Les échos de la mémoire

Les échos de la mémoire

La mémoire, ou plutôt les mémoires, sont un sujet vaste, qu’explore Pascal Ravassard, post-doctorant au Neurocampus, université Bordeaux. Il nous en livre les secrets.

© Elisa RIVA sur Pixabay – L’esprit rationnel et créatif

À l’évocation de la mémoire sensorielle, on pense immédiatement à Proust et sa madeleine, qu’il décrit dans son œuvre Du côté de chez Swann, et dans laquelle l’auteur dresse un portrait poétique et élogieux de ces souvenirs que ravivent chez lui l’odeur d’une madeleine. C’est la mémoire olfactive, en l’occurrence, qui donne à ces réminiscences le goût d’un passé ancré en nous. Mais quel lien existe-t-il entre la mémoire spatiale et la mémoire sensorielle ? Pour Pascal Ravassard, post – doctorant faisant partie de l’équipe Olfaction and memory à Bordeaux Neurocampus, les deux mémoires se distinguent par leur registre, leur durée et leur fonctionnement. La mémoire sensorielle au sens strict est basée sur la perception sensorielle, et permet de retenir l’information sur de courtes durées sans effort conscient. La mémoire spatiale, elle, est une forme de mémoire épisodique, qui nous permet d’enregistrer consciemment des informations spatiales sur de longues durées. La mémoire déclarative fait appel de manière consciente à des souvenirs, là où une non déclarative met en jeu des compétences motrices. En ce sens, la mémoire spatiale utilise celle sensorielle, car l’information a déjà été traitée.

Et tourne dans la tête…

« Il existe une structure dans le cerveau, qui est un véritable carrefour, et qui s’appelle l’hippocampe. » Cette structure reçoit énormément d’informations de la part de toutes les autres aires corticales qui traitent de l’information sensorielle. Cependant, elle a la particularité d’avoir des boucles d’activation permettant d’entretenir l’information en une sorte de réverbération. Celle-ci va se répéter, comme un écho : « Cela va ainsi aider à la mémorisation. » Le cortex olfactif ou piriforme, situé entre le cortex insulaire et le lobe temporal, traite l’information relative aux odeurs et les transmet ainsi à l’hippocampe. Celles-ci seront ensuite intégrées ou non dans ces boucles, menant à une mémorisation des événements associés à ces odeurs.

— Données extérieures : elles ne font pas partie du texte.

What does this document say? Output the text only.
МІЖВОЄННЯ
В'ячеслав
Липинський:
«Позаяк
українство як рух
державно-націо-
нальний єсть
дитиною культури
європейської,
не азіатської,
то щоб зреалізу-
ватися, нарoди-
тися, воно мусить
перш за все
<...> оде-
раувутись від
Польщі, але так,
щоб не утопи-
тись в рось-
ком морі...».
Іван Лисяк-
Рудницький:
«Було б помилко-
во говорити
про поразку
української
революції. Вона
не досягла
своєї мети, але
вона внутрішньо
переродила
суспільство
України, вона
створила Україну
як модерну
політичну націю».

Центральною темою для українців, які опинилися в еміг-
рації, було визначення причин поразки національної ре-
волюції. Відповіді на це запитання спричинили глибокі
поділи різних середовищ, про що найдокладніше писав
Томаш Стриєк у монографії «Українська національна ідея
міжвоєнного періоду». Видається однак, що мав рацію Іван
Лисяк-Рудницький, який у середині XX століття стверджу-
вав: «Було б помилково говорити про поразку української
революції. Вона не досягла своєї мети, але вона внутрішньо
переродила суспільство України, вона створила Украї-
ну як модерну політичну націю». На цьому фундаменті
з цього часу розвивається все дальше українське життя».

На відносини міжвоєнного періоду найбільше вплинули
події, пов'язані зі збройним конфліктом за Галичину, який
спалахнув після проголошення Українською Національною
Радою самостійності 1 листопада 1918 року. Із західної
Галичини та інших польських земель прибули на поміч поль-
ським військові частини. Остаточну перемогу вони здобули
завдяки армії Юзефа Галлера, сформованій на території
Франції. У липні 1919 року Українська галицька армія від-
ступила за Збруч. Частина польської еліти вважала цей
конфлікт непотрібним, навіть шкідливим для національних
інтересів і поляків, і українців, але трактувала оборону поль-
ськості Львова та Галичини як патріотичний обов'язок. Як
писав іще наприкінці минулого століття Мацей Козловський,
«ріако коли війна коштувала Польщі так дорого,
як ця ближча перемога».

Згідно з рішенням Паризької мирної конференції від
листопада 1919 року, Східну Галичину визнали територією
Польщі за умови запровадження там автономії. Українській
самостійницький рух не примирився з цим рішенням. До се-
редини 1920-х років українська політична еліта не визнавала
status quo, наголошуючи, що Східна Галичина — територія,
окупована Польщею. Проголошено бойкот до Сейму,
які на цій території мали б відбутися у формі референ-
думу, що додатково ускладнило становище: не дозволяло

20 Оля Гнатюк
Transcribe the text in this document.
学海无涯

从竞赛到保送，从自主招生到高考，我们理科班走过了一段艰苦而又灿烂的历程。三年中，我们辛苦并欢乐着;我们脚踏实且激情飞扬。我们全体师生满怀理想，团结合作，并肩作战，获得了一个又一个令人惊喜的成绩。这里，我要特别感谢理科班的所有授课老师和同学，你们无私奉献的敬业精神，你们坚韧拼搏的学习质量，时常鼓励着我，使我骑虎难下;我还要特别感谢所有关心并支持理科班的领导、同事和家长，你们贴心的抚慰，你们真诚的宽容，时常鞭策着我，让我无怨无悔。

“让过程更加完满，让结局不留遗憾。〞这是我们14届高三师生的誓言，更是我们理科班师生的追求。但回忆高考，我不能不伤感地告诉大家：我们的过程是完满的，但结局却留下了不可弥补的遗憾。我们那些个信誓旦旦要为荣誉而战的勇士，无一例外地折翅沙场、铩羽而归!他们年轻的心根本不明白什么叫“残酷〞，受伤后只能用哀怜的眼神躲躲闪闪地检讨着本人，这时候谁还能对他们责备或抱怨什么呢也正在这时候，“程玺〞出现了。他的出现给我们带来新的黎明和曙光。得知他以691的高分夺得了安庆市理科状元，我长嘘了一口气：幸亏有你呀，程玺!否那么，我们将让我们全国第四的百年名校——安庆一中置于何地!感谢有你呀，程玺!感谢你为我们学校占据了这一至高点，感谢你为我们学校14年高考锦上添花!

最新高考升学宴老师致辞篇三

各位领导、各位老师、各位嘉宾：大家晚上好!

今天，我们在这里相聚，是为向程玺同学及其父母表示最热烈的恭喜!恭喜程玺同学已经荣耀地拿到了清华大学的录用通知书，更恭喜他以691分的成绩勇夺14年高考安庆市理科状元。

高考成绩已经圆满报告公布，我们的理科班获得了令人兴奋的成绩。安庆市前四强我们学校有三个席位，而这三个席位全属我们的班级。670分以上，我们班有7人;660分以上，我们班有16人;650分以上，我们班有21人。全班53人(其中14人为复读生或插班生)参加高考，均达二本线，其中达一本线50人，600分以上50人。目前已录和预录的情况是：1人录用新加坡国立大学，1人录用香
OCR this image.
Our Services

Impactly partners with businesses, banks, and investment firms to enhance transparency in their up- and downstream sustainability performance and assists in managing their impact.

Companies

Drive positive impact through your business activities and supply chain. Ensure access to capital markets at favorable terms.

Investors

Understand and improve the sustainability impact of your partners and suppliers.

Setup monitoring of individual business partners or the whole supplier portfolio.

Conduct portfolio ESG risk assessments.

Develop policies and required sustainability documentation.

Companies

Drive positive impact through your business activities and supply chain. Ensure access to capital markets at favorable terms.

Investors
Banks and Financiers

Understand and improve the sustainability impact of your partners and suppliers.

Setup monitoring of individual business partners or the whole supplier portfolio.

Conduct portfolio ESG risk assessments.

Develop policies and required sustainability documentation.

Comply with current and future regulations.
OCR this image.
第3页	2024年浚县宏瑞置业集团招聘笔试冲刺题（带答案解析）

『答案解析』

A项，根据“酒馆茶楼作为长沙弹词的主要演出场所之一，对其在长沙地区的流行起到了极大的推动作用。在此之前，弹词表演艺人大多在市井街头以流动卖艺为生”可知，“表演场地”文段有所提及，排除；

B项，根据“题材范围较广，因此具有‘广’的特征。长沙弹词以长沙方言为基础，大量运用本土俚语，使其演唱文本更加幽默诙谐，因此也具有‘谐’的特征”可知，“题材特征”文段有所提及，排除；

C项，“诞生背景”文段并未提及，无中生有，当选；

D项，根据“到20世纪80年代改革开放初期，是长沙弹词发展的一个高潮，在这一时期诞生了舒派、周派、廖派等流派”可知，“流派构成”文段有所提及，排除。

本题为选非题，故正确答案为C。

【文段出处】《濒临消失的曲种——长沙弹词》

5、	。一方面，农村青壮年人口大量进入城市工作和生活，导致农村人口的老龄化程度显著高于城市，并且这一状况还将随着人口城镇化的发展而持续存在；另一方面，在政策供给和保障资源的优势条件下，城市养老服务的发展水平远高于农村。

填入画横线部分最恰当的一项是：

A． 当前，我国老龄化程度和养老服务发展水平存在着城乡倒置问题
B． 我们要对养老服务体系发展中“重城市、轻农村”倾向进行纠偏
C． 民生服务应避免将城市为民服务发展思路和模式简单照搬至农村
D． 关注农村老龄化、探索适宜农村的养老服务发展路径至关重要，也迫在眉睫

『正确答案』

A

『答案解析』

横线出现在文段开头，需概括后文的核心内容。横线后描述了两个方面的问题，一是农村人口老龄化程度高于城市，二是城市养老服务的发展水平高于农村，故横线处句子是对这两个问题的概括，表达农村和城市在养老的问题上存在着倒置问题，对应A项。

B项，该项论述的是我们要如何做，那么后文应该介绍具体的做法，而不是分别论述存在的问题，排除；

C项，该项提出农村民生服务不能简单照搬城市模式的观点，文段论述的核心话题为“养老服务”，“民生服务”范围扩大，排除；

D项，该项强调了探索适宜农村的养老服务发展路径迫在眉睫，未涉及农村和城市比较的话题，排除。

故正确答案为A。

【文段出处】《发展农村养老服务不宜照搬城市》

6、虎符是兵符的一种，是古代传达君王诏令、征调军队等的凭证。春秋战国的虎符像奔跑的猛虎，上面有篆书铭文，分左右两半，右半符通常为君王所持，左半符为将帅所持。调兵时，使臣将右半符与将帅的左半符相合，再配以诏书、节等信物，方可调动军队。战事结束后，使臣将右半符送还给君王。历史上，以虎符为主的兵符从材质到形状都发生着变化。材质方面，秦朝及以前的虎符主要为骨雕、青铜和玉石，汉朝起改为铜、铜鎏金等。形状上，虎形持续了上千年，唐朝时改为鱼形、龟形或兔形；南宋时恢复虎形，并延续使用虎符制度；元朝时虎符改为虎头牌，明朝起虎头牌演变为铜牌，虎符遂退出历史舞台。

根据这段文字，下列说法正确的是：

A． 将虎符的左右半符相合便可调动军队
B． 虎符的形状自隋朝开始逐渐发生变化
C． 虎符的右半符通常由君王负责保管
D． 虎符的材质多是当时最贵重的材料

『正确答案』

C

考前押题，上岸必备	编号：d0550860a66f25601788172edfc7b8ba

Des indices pour se souvenir

La mémoire spatiale fait donc appel à celle sensorielle pour pouvoir exister. Pascal Ravassard utilise une tâche cognitive spatiale adaptée à l’éthologie (l’étude du comportement animal) du modèle murin, le cheeseboard (plateau de fromage). Le cerveau des souris ou des rats est en effet proche de celui des humain·es. Ce modèle est donc largement utilisé pour étudier ce dernier. L’expérience en question consiste en un plateau percé de trous, dont certains contiennent une récompense : « Cette tâche exploite le comportement murin naturel de recherche de nourriture ou d’eau dans un environnement familier. » À l’aide des perceptions sensorielles que l’animal peut déceler dans son environnement, celui-ci est capable de se situer spatialement et même de se souvenir de l’endroit où sont dissimulées les récompenses. « La mémoire spatiale est épisodique. C’est-à-dire que tout ce qui va se dérouler dans l’instant va être une source potentielle d’indices pour les essais suivants. Lorsqu’un rongeur va explorer un endroit, il va se baser sur sa vision, bien sûr, mais aussi sur des indices locaux tels que l’olfaction, mais aussi des indices internes, proprioceptifs (qui renseignent sur la distance parcourue). » En ajoutant une odeur dans la récompense, puis en la présentant plus tard au repos, cette étude devrait nous permettre de savoir comment un souvenir olfactif permet d’améliorer la mémoire spatiale en réactivant les neurones recrutés durant la tâche. Un peu comme l’odeur de la madeleine réactive le souvenir « de toutes les fleurs […] du parc de M. Swann ».

Aksel TOURTE

À PROPOS DE PASCAL RAVASSARD

Pascal Ravassard est post-doctorant au sein de l’équipe dirigée par Lisa Roux : Olfaction and memory. Cette équipe est elle-même intégrée à l’Institut interdisciplinaire de neurosciences (IINS), unité située au Centre Broca Nouvelle-Aquitaine à Bordeaux Neurocampus.